No, the average cost of downtime is not $5600 per minute

Max Rozen

Max Rozen / June 14, 2023

A fairly common claim among website uptime monitoring services is that downtime costs $5600 per minute. Chances are, you'll have one of two reactions to this claim:

  1. "Argh, that's a lot! We should use uptime monitoring!"
  2. "That's completely made up, no one running a business my size would tell you a number anywhere near this high"

The reality of what downtime costs your business lies somewhere in between.

As a company that runs 3.6 million uptime checks per week, we have a bit of insight into the cost of downtime, so if you're curious - read on.

Why it's not $5600 per minute

Let's start with the obvious calculation: take your annual revenue, divide it by the number of minutes in a year, and there's your cost per minute of downtime.

The formula for calculating your downtime cost per minute:

(annual revenue) / 60 * 24 * 365

This assumes 100% of your revenue comes from your website and your website being offline drops your revenue to 0, which are fairly strong assumptions to make.

For downtime to cost $5600 per minute by this measure, your business would need to be making $2.9 billion per year. That's almost enough to make it into the Fortune 500.

How much does downtime really cost your business

Let's say your business makes $1 million per year, and 100% of revenue comes from your website and web app, and for each minute your website is down, you're unable to generate revenue:

1000000 / 60 * 24 * 365 = 1.902

At this level of revenue, downtime costs you $1.90 per minute. If your website is offline for a couple of hours without you noticing, that's a couple hundred dollars in lost revenue.

Why this calculation is not enough

Unfortunately, things aren't this simple in the real world. Downtime also costs your business reputational damage from both prospective customers unable to pay you, and existing customers unable to use your service. For e-commerce businesses, the above calculation is a rough estimate at best.

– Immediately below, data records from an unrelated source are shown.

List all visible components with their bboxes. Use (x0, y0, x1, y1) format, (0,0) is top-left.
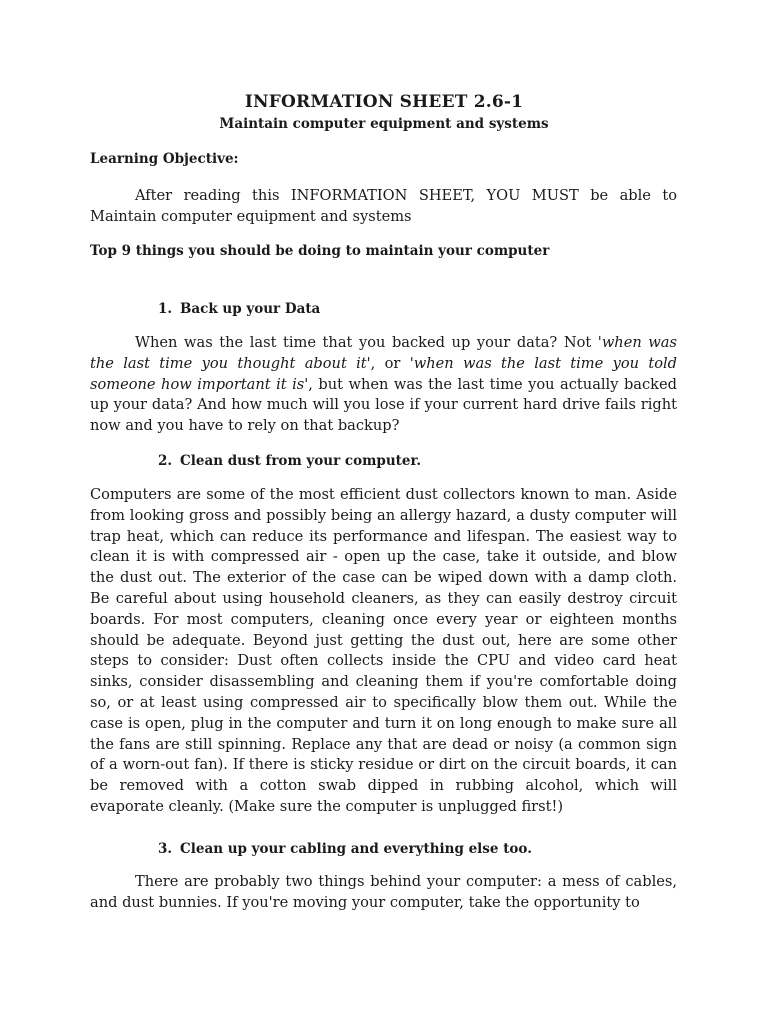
section-1-heading (158, 301, 320, 317)
section-2-heading (158, 453, 421, 469)
document-title: INFORMATION SHEET 2.6-1 (244, 92, 524, 112)
learning-objective-heading: Learning Objective: (90, 151, 239, 167)
section-1-text-a: When was the last time that you backed up your data? Not ' (135, 334, 602, 351)
section-3-number: 3. (158, 841, 173, 857)
section-3-heading (158, 841, 532, 857)
section-2-number: 2. (158, 453, 173, 469)
document-subtitle: Maintain computer equipment and systems (219, 116, 549, 132)
section-3-title: Clean up your cabling and everything else too. (180, 841, 532, 857)
section-1-body (90, 333, 677, 437)
section-1-italic-b: when was the last time you told someone how important it is (90, 354, 678, 393)
section-2-body: Computers are some of the most efficient dust collectors known to man. Aside from looking gross and possibly being an allergy hazard, a dusty computer will trap heat, which can reduce its performance and lifespan. The easiest way to clean it is with compressed air - open up the case, take it outside, and blow the dust out. The exterior of the case can be wiped down with a damp cloth. Be careful about using household cleaners, as they can easily destroy circuit boards. For most computers, cleaning once every year or eighteen months should be adequate. Beyond just getting the dust out, here are some other steps to consider: Dust often collects inside the CPU and video card heat sinks, consider disassembling and cleaning them if you're comfortable doing so, or at least using compressed air to specifically blow them out. While the case is open, plug in the computer and turn it on long enough to make sure all the fans are still spinning. Replace any that are dead or noisy (a common sign of a worn-out fan). If there is sticky residue or dirt on the circuit boards, it can be removed with a cotton swab dipped in rubbing alcohol, which will evaporate cleanly. (Make sure the computer is unplugged first!) (90, 486, 677, 815)
objective-paragraph: After reading this INFORMATION SHEET, YOU MUST be able to Maintain computer equipment and systems (90, 187, 677, 225)
section-1-title: Back up your Data (180, 301, 321, 317)
section-1-text-b: ', or ' (366, 354, 414, 372)
section-1-text-c: ', but when was the last time you actually backed up your data? And how much will you lose if your current hard drive fails right now and you have to rely on that backup? (90, 375, 677, 435)
section-1-number: 1. (158, 301, 173, 317)
section-2-title: Clean dust from your computer. (180, 453, 422, 469)
top-things-heading: Top 9 things you should be doing to maintain your computer (90, 243, 550, 259)
section-3-body: There are probably two things behind your computer: a mess of cables, and dust bunnies. If you're moving your computer, take the opportunity to (90, 873, 677, 911)
section-1-italic-a: when was the last time you thought about it (90, 334, 677, 372)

For Software as a Service (SaaS) businesses, the above calculation doesn't make sense, as SaaS businesses often run their marketing websites separate to the systems that their customers pay them for (and will often have significantly more advanced monitoring to ensure everything is still running). So their marketing websites going offline might be a little embarrassing, but not the business-ending event some folks make it out to be.